AI Worker worker.md

Data Validation Worker

Problem: Validate incoming records against rules and return structured validation errors.

This example follows the core principles described in the AI Worker Design Patterns and uses the standard Worker Protocol schema.

Key ideas#

  • Keep the worker single-purpose and explicit about inputs and outputs.
  • Put hard limits in the contract (timeout, retries, tools allowed).
  • Make failures machine-actionable with stable error codes.
  • Emit structured signals so orchestrators can route, retry, or escalate.

Diagram#

records -> validate -> {valid, errors, normalized?}

Worker spec#

worker_id: data-validation-worker
version: 1.0
purpose: Validate incoming records against rules and return structured validation errors.
inputs:
  - records: array
  - ruleset_id: string
  - schema_name: string
outputs:
  - valid: boolean
  - errors: array
  - normalized: array (optional)
constraints:
  timeout_seconds: 60
  max_tokens: 1500
  tools_allowed: [json_schema_validate, rules_engine]
retries:
  max_attempts: 2
  backoff: exponential
observability:
  trace_id: required
  log_fields: [worker_id, attempt, duration_ms]

Input schema#

{
  "$schema": "https://json-schema.org/draft/2020-12/schema",
  "type": "object",
  "additionalProperties": false,
  "properties": {
    "records": {
      "type": "array"
    },
    "ruleset_id": {
      "type": "string"
    },
    "schema_name": {
      "type": "string"
    }
  },
  "required": [
    "records",
    "ruleset_id",
    "schema_name"
  ]
}

Output schema#

{
  "$schema": "https://json-schema.org/draft/2020-12/schema",
  "type": "object",
  "additionalProperties": true,
  "properties": {
    "valid": {
      "type": "boolean"
    },
    "errors": {
      "type": "array"
    },
    "normalized": {
      "type": "array"
    }
  }
}

Constraints#

{
  "timeout_seconds": 60,
  "max_tokens": 1500,
  "retries": {
    "max_attempts": 2,
    "backoff": "exponential"
  },
  "rate_limit": "per-tenant (example: 10/min)",
  "tools_allowed": [
    "json_schema_validate",
    "rules_engine"
  ]
}

Failure modes & handling#

  • Schema not found: error_code=schema_missing.
  • Rules engine timeout: error_code=rules_timeout, retryable=true.
  • Malformed record: include a pointer path and stable error codes per field.

Observability signals#

  • logs: worker_id, attempt, duration_ms, status, error_code
  • metrics: success_count, failure_count, retry_count, p95_duration_ms
  • trace fields: trace_id, span_id, upstream_request_id (if present)

See also#

FAQ#

Should the worker return partial results on failure?

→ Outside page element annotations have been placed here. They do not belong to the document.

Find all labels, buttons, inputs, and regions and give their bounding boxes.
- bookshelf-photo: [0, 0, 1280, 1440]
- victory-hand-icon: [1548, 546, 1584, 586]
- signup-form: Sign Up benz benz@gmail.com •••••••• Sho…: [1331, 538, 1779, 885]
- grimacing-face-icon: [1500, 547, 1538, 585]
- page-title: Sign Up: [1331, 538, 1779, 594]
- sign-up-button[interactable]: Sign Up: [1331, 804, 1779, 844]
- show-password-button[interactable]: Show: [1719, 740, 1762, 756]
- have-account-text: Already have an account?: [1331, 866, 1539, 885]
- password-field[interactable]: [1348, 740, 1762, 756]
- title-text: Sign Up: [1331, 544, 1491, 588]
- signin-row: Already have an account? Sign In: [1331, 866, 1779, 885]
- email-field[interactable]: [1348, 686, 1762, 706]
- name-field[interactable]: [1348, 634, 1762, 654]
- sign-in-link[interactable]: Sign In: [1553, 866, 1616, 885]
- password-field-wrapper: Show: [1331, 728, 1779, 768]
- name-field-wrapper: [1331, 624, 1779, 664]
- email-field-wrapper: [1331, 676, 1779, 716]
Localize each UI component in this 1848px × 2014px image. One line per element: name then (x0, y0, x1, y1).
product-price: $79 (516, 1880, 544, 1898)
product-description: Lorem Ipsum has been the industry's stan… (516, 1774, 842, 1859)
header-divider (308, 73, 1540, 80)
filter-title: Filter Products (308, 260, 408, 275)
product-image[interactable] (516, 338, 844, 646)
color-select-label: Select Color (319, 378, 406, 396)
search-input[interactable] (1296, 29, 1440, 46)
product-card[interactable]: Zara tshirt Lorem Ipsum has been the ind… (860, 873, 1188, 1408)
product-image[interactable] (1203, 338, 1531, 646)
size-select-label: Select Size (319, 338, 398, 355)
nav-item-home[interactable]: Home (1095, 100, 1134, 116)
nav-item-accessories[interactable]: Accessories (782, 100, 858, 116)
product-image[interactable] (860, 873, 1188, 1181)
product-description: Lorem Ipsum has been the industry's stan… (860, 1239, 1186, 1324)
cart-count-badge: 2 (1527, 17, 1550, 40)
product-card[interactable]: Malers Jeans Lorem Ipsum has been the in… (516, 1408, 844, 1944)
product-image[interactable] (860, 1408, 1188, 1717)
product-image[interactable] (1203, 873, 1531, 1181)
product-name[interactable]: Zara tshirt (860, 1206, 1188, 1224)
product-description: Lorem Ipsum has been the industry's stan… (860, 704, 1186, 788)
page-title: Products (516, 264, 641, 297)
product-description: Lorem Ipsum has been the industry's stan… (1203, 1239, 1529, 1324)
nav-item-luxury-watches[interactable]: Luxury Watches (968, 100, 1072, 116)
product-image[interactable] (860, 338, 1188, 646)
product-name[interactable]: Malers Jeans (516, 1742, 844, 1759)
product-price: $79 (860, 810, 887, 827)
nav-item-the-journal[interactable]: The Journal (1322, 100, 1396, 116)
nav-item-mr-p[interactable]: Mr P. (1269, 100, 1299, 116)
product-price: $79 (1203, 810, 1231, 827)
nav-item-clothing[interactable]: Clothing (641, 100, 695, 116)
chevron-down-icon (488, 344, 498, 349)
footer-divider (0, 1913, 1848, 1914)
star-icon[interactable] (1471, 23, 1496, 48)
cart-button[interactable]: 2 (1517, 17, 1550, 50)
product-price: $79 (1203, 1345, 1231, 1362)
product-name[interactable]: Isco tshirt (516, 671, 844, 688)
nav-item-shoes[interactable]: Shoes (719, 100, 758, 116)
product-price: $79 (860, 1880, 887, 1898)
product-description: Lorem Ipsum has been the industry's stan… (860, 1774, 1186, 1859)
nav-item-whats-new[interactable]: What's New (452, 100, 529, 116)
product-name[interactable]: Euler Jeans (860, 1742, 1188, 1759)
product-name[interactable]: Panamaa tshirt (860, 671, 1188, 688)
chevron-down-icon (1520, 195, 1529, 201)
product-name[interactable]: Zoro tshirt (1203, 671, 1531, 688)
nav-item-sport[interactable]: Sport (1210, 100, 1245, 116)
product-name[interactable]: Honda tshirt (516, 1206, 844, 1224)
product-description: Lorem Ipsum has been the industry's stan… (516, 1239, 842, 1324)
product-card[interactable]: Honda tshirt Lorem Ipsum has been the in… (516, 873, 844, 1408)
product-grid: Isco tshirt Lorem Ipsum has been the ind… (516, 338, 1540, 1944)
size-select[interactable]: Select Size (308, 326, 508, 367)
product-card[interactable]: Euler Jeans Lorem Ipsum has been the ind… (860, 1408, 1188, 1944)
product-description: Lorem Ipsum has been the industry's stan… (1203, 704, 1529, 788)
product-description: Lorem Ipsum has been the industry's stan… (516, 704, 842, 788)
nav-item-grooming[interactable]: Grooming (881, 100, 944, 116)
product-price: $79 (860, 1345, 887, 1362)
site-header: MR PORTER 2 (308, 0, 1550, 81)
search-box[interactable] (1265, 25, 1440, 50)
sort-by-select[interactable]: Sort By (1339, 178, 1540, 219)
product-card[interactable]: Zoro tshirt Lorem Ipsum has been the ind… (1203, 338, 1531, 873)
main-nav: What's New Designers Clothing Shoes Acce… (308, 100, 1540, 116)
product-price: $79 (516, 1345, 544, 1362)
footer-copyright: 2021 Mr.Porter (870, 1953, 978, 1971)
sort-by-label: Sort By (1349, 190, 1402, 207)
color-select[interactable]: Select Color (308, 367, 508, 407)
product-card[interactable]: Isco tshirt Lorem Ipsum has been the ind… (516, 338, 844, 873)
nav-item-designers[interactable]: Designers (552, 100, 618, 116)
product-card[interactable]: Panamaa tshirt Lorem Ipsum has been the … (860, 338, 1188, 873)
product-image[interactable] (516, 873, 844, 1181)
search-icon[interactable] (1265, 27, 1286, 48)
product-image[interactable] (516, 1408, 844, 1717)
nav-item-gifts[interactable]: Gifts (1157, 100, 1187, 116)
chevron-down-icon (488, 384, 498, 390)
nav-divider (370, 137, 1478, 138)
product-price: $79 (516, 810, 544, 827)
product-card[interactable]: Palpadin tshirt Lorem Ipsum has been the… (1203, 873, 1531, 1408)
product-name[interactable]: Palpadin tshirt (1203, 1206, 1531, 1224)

If partial results are safe and useful, return them with a stable status and error_code. Otherwise fail fast and let orchestration decide.

Where should large artifacts go?

Store them externally (object storage or DB) and return a reference (URL or artifact ID) in the response.

How should I choose timeouts?

Set a hard ceiling based on SLOs and queue backpressure. Prefer smaller workers with tighter timeouts over monolith workers.